La Comisión Europea ha pedido a España que acelere la inversión en redes eléctricas, almacenamiento e interconexiones para sacar al sistema del denominado modo de operación reforzada. El aviso forma parte de las recomendaciones del Semestre Europeo publicadas este miércoles 3 de junio.
España debe mejorar la resiliencia y flexibilidad de su red eléctrica. Bruselas considera que el país necesita más capacidad para integrar renovables, reducir cuellos de botella y reforzar la estabilidad del sistema tras el apagón del 28 de abril de 2025.
El diagnóstico europeo apunta a una tensión estructural: la expansión renovable avanza más rápido que la capacidad de red y almacenamiento. La Comisión recuerda que España aspira a 22,5 gigavatios de almacenamiento en 2030, pero los proyectos previstos elevarían la capacidad solo hasta 14,2 gigavatios.
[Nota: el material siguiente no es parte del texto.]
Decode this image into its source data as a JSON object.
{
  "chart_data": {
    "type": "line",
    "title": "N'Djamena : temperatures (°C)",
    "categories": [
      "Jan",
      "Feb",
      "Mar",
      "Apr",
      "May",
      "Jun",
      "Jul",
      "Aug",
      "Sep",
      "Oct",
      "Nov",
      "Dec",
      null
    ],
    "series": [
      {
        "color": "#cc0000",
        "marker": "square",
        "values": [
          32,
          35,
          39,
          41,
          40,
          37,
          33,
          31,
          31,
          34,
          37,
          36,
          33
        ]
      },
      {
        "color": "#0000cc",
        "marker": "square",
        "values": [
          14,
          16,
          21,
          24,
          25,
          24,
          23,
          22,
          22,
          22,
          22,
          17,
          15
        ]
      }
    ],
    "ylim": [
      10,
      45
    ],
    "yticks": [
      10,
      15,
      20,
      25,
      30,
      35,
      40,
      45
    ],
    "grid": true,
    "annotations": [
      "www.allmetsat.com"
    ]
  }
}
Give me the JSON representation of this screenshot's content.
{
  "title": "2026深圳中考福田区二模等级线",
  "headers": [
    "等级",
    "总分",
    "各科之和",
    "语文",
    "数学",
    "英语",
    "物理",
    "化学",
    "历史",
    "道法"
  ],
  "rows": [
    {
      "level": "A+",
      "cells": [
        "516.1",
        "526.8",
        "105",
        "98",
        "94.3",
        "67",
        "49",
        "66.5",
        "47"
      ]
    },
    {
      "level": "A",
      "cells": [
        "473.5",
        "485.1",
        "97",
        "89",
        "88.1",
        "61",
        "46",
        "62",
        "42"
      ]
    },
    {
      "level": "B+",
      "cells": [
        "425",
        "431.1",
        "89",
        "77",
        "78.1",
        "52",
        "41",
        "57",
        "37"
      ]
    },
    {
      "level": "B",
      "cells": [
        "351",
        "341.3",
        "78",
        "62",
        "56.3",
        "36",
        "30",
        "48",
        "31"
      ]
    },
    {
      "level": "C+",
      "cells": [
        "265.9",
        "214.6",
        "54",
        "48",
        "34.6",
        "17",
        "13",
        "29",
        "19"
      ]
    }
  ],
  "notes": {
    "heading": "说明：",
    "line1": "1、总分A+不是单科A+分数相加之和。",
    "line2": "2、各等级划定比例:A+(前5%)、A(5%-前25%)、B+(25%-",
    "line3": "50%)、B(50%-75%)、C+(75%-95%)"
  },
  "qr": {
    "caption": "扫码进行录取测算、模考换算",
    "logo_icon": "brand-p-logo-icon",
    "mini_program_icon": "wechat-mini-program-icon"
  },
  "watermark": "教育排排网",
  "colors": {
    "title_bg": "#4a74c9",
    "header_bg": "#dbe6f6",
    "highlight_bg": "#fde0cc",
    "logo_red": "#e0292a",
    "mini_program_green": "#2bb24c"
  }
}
El coste del modo reforzado
La Comisión señala que Red Eléctrica de España (REE) recurre a un mayor uso de centrales de gas para mantener la estabilidad de tensión mientras llegan nuevas reformas e inversiones. REE forma parte de Redeia, compañía presidida por Beatriz Corredor Sierra.
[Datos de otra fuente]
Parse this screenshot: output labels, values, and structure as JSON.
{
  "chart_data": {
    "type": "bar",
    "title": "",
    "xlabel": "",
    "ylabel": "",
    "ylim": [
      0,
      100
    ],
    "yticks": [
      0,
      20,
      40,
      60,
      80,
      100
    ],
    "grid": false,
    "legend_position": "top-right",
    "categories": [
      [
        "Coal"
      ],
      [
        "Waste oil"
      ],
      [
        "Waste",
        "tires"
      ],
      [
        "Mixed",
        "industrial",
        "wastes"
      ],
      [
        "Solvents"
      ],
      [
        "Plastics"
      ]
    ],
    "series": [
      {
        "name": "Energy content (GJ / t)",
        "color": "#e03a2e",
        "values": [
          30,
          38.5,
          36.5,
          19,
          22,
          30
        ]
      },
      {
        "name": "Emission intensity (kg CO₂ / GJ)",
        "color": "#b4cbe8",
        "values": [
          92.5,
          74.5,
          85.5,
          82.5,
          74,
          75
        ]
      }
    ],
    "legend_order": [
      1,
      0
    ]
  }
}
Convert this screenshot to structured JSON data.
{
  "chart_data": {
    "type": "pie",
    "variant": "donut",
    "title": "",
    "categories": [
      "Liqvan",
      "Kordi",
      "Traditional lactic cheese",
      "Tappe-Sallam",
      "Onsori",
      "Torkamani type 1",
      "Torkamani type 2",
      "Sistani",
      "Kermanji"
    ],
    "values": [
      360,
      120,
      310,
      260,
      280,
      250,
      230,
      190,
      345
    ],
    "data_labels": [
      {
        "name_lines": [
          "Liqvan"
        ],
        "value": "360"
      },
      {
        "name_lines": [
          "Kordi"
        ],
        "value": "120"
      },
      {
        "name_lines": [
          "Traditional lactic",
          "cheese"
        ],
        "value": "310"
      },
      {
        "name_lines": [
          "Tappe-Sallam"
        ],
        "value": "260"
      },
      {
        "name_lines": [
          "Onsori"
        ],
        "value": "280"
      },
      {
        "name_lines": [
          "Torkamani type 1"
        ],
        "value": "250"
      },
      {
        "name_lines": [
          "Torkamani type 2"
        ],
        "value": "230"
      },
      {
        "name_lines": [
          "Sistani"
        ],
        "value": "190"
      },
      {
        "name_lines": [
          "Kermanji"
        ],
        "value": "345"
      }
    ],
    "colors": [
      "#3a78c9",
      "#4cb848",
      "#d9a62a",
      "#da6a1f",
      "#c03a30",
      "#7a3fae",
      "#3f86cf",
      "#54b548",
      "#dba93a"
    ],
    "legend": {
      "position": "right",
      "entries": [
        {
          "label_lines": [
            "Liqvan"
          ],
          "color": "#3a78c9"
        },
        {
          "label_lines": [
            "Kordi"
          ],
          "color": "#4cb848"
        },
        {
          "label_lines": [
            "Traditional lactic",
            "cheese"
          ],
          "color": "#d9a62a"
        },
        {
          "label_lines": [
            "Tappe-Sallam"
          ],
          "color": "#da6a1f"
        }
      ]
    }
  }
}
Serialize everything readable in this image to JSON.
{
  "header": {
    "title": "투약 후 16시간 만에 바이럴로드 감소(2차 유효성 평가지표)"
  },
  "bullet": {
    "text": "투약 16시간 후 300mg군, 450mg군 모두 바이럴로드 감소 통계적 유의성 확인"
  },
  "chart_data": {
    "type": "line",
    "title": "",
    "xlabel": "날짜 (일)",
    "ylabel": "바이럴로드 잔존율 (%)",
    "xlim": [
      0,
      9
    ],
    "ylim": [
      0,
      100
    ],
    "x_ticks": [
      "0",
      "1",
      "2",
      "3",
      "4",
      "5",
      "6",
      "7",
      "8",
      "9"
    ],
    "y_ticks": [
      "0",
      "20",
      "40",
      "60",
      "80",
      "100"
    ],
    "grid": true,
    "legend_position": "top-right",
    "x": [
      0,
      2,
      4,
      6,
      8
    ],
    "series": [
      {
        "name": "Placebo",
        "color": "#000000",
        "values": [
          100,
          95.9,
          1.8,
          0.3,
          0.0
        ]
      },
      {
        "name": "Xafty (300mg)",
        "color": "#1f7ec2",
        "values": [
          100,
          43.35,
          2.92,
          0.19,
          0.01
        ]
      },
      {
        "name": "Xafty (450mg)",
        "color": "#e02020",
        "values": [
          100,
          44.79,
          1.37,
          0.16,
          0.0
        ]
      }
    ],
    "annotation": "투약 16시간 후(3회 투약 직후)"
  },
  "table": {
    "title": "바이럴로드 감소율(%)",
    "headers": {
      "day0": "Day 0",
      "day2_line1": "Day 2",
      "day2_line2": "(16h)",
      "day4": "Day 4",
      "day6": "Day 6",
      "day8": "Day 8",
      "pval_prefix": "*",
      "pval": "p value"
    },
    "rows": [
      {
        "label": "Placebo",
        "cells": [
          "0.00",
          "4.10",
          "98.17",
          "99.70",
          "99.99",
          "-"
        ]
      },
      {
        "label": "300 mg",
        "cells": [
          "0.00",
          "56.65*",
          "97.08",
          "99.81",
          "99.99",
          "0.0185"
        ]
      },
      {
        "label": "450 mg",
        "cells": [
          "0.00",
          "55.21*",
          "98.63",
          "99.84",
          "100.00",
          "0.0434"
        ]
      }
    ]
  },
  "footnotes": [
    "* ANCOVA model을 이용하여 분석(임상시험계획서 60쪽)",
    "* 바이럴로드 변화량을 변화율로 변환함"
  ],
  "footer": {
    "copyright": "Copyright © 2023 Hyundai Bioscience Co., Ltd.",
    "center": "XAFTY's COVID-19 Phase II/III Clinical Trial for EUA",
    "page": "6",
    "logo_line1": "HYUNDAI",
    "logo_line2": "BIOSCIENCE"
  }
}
El informe también conecta este esquema con el precio de la energía. Bruselas constata que la electricidad para los hogares subió en la primera mitad de 2025, aunque se mantuvo por debajo de la media europea. Para las grandes empresas, la electricidad resultó 2,7 veces más cara que el gas.
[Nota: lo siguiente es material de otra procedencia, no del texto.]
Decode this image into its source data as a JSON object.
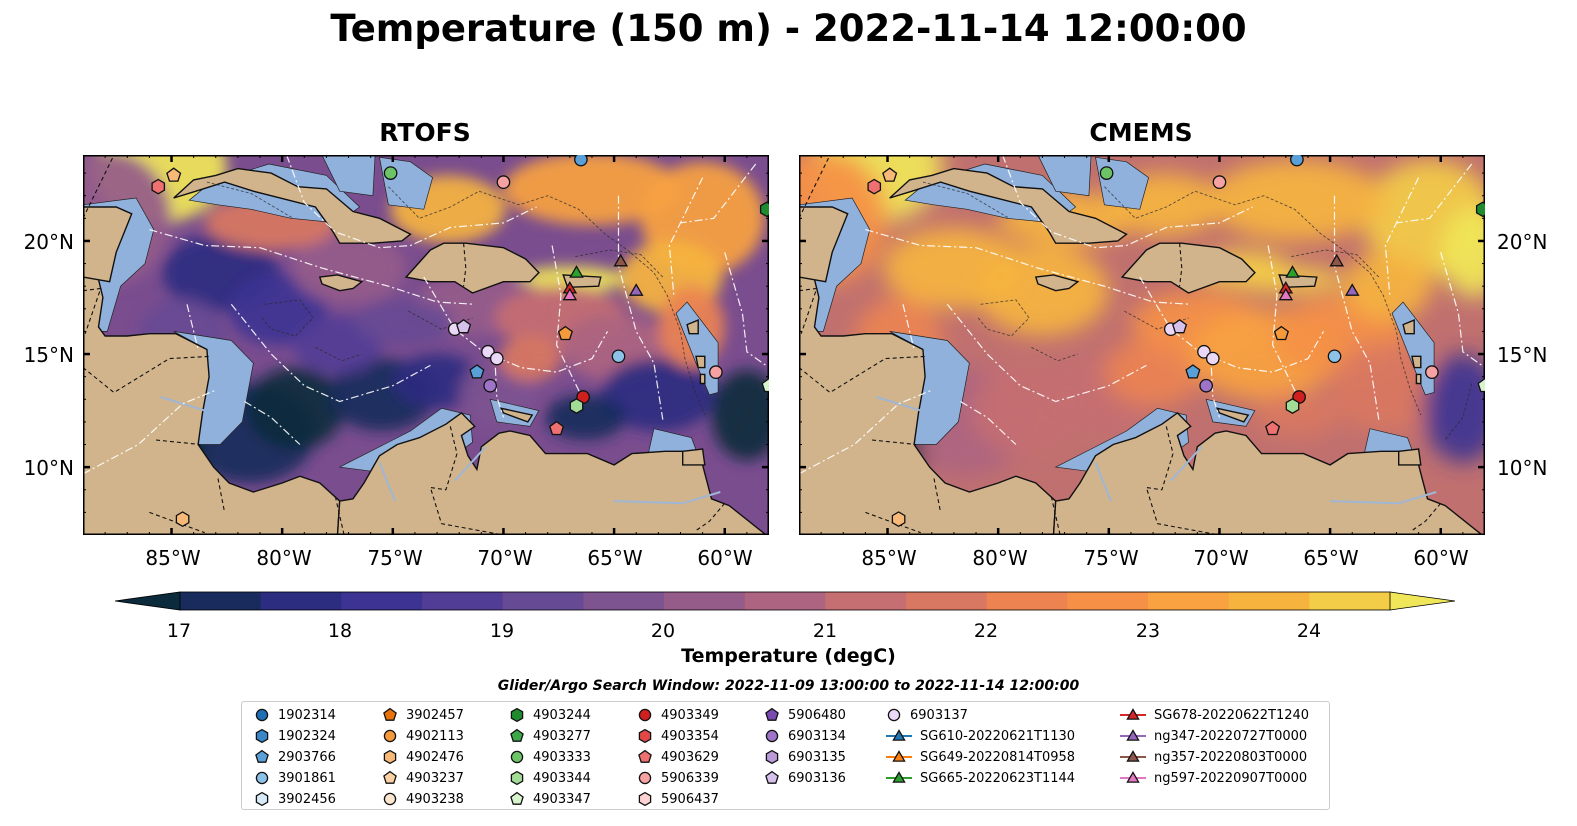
{
  "title": "Temperature (150 m) - 2022-11-14 12:00:00",
  "panels": [
    {
      "title": "RTOFS",
      "variant": "rtofs"
    },
    {
      "title": "CMEMS",
      "variant": "cmems"
    }
  ],
  "lat_labels": [
    "20°N",
    "15°N",
    "10°N"
  ],
  "lon_labels": [
    "85°W",
    "80°W",
    "75°W",
    "70°W",
    "65°W",
    "60°W"
  ],
  "colorbar": {
    "ticks": [
      "17",
      "18",
      "19",
      "20",
      "21",
      "22",
      "23",
      "24"
    ],
    "label": "Temperature (degC)",
    "range": [
      17.0,
      24.5
    ],
    "colors": [
      "#0b2b3c",
      "#182b5c",
      "#2c2d80",
      "#3c3392",
      "#513d96",
      "#674a94",
      "#7d5390",
      "#955c8a",
      "#ad6480",
      "#c66f72",
      "#d97862",
      "#ec8351",
      "#f59046",
      "#f8a241",
      "#f6b43f",
      "#f3cc48",
      "#f0e659"
    ]
  },
  "legend": {
    "title": "Glider/Argo Search Window: 2022-11-09 13:00:00 to 2022-11-14 12:00:00",
    "columns": [
      [
        {
          "label": "1902314",
          "marker": "circle",
          "color": "#1f6fb4"
        },
        {
          "label": "1902324",
          "marker": "hexagon",
          "color": "#3a86c8"
        },
        {
          "label": "2903766",
          "marker": "pentagon",
          "color": "#5aa0d8"
        },
        {
          "label": "3901861",
          "marker": "circle",
          "color": "#8cc1e8"
        },
        {
          "label": "3902456",
          "marker": "hexagon",
          "color": "#d6eaf8"
        }
      ],
      [
        {
          "label": "3902457",
          "marker": "pentagon",
          "color": "#e8730c"
        },
        {
          "label": "4902113",
          "marker": "circle",
          "color": "#f59a3c"
        },
        {
          "label": "4902476",
          "marker": "hexagon",
          "color": "#f8b878"
        },
        {
          "label": "4903237",
          "marker": "pentagon",
          "color": "#fbd1a4"
        },
        {
          "label": "4903238",
          "marker": "circle",
          "color": "#fde6cf"
        }
      ],
      [
        {
          "label": "4903244",
          "marker": "hexagon",
          "color": "#1f8a2e"
        },
        {
          "label": "4903277",
          "marker": "pentagon",
          "color": "#3da84a"
        },
        {
          "label": "4903333",
          "marker": "circle",
          "color": "#6cc466"
        },
        {
          "label": "4903344",
          "marker": "hexagon",
          "color": "#a2dc96"
        },
        {
          "label": "4903347",
          "marker": "pentagon",
          "color": "#d8f4cc"
        }
      ],
      [
        {
          "label": "4903349",
          "marker": "circle",
          "color": "#d01f1f"
        },
        {
          "label": "4903354",
          "marker": "hexagon",
          "color": "#e04848"
        },
        {
          "label": "4903629",
          "marker": "pentagon",
          "color": "#ee7070"
        },
        {
          "label": "5906339",
          "marker": "circle",
          "color": "#f7a2a2"
        },
        {
          "label": "5906437",
          "marker": "hexagon",
          "color": "#fcd2d2"
        }
      ],
      [
        {
          "label": "5906480",
          "marker": "pentagon",
          "color": "#7a4ab0"
        },
        {
          "label": "6903134",
          "marker": "circle",
          "color": "#9e74c8"
        },
        {
          "label": "6903135",
          "marker": "hexagon",
          "color": "#bb9ad8"
        },
        {
          "label": "6903136",
          "marker": "pentagon",
          "color": "#d6c0ec"
        }
      ],
      [
        {
          "label": "6903137",
          "marker": "circle",
          "color": "#ead8f6"
        },
        {
          "label": "SG610-20220621T1130",
          "marker": "triangle-line",
          "color": "#1f77b4"
        },
        {
          "label": "SG649-20220814T0958",
          "marker": "triangle-line",
          "color": "#ff7f0e"
        },
        {
          "label": "SG665-20220623T1144",
          "marker": "triangle-line",
          "color": "#2ca02c"
        }
      ],
      [
        {
          "label": "SG678-20220622T1240",
          "marker": "triangle-line",
          "color": "#d62728"
        },
        {
          "label": "ng347-20220727T0000",
          "marker": "triangle-line",
          "color": "#9467bd"
        },
        {
          "label": "ng357-20220803T0000",
          "marker": "triangle-line",
          "color": "#8c564b"
        },
        {
          "label": "ng597-20220907T0000",
          "marker": "triangle-line",
          "color": "#e377c2"
        }
      ]
    ]
  },
  "map_markers": [
    {
      "label": "4902476",
      "marker": "pentagon",
      "color": "#f8b878",
      "lon": -84.9,
      "lat": 22.9
    },
    {
      "label": "5906339",
      "marker": "hexagon",
      "color": "#ee7070",
      "lon": -85.6,
      "lat": 22.4
    },
    {
      "label": "4903333",
      "marker": "circle",
      "color": "#6cc466",
      "lon": -75.1,
      "lat": 23.0
    },
    {
      "label": "5906339",
      "marker": "circle",
      "color": "#f7a2a2",
      "lon": -70.0,
      "lat": 22.6
    },
    {
      "label": "1902314",
      "marker": "circle",
      "color": "#5aa0d8",
      "lon": -66.5,
      "lat": 23.6
    },
    {
      "label": "4903244",
      "marker": "hexagon",
      "color": "#1f8a2e",
      "lon": -58.1,
      "lat": 21.4
    },
    {
      "label": "SG665-20220623T1144",
      "marker": "triangle",
      "color": "#2ca02c",
      "lon": -66.7,
      "lat": 18.6
    },
    {
      "label": "ng357-20220803T0000",
      "marker": "triangle",
      "color": "#8c564b",
      "lon": -64.7,
      "lat": 19.1
    },
    {
      "label": "SG678-20220622T1240",
      "marker": "triangle",
      "color": "#d62728",
      "lon": -67.0,
      "lat": 17.9
    },
    {
      "label": "ng597-20220907T0000",
      "marker": "triangle",
      "color": "#e377c2",
      "lon": -67.0,
      "lat": 17.6
    },
    {
      "label": "ng347-20220727T0000",
      "marker": "triangle",
      "color": "#9467bd",
      "lon": -64.0,
      "lat": 17.8
    },
    {
      "label": "4902113",
      "marker": "pentagon",
      "color": "#f59a3c",
      "lon": -67.2,
      "lat": 15.9
    },
    {
      "label": "6903137",
      "marker": "circle",
      "color": "#ead8f6",
      "lon": -72.2,
      "lat": 16.1
    },
    {
      "label": "6903136",
      "marker": "pentagon",
      "color": "#d6c0ec",
      "lon": -71.8,
      "lat": 16.2
    },
    {
      "label": "6903137",
      "marker": "circle",
      "color": "#ead8f6",
      "lon": -70.7,
      "lat": 15.1
    },
    {
      "label": "6903137",
      "marker": "circle",
      "color": "#ead8f6",
      "lon": -70.3,
      "lat": 14.8
    },
    {
      "label": "6903134",
      "marker": "circle",
      "color": "#9e74c8",
      "lon": -70.6,
      "lat": 13.6
    },
    {
      "label": "2903766",
      "marker": "pentagon",
      "color": "#5aa0d8",
      "lon": -71.2,
      "lat": 14.2
    },
    {
      "label": "3901861",
      "marker": "circle",
      "color": "#8cc1e8",
      "lon": -64.8,
      "lat": 14.9
    },
    {
      "label": "5906339",
      "marker": "circle",
      "color": "#f7a2a2",
      "lon": -60.4,
      "lat": 14.2
    },
    {
      "label": "4903347",
      "marker": "pentagon",
      "color": "#d8f4cc",
      "lon": -58.0,
      "lat": 13.6
    },
    {
      "label": "4903349",
      "marker": "circle",
      "color": "#d01f1f",
      "lon": -66.4,
      "lat": 13.1
    },
    {
      "label": "4903344",
      "marker": "hexagon",
      "color": "#a2dc96",
      "lon": -66.7,
      "lat": 12.7
    },
    {
      "label": "4903629",
      "marker": "pentagon",
      "color": "#ee7070",
      "lon": -67.6,
      "lat": 11.7
    },
    {
      "label": "4903237",
      "marker": "hexagon",
      "color": "#f8b878",
      "lon": -84.5,
      "lat": 7.7
    }
  ]
}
La paradoja aparece en el mercado mayorista. España registró en 2025 el cuarto precio medio mayorista más bajo de la Unión Europea, con 66 euros por megavatio hora, gracias al peso de la energía limpia. Sin embargo, los precios diarios subieron un 7% por el encarecimiento del gas.
Redes, almacenamiento e industria
Bruselas no cuestiona el avance renovable. Reclama que la infraestructura eléctrica crezca al mismo ritmo. La Comisión advierte de que los problemas de acceso a la red y la dificultad para convertir permisos en proyectos operativos ralentizan la transición energética.
El informe también señala otro punto débil: las interconexiones eléctricas. España mantiene una capacidad transfronteriza del 3,11%, muy lejos del objetivo del 15% marcado para 2030.
La Comisión vincula este retraso con la competitividad industrial. Los procesos administrativos complejos y la falta de medidas de gestión de la demanda pueden frenar las inversiones necesarias para descarbonizar la producción manufacturera.
El mensaje para España
El aviso de Bruselas deja una conclusión clara: España necesita convertir su ventaja renovable en una ventaja industrial y energética. Para lograrlo, debe invertir en transmisión, distribución, almacenamiento e interconexiones, y reducir la dependencia operativa del gas en momentos de tensión del sistema.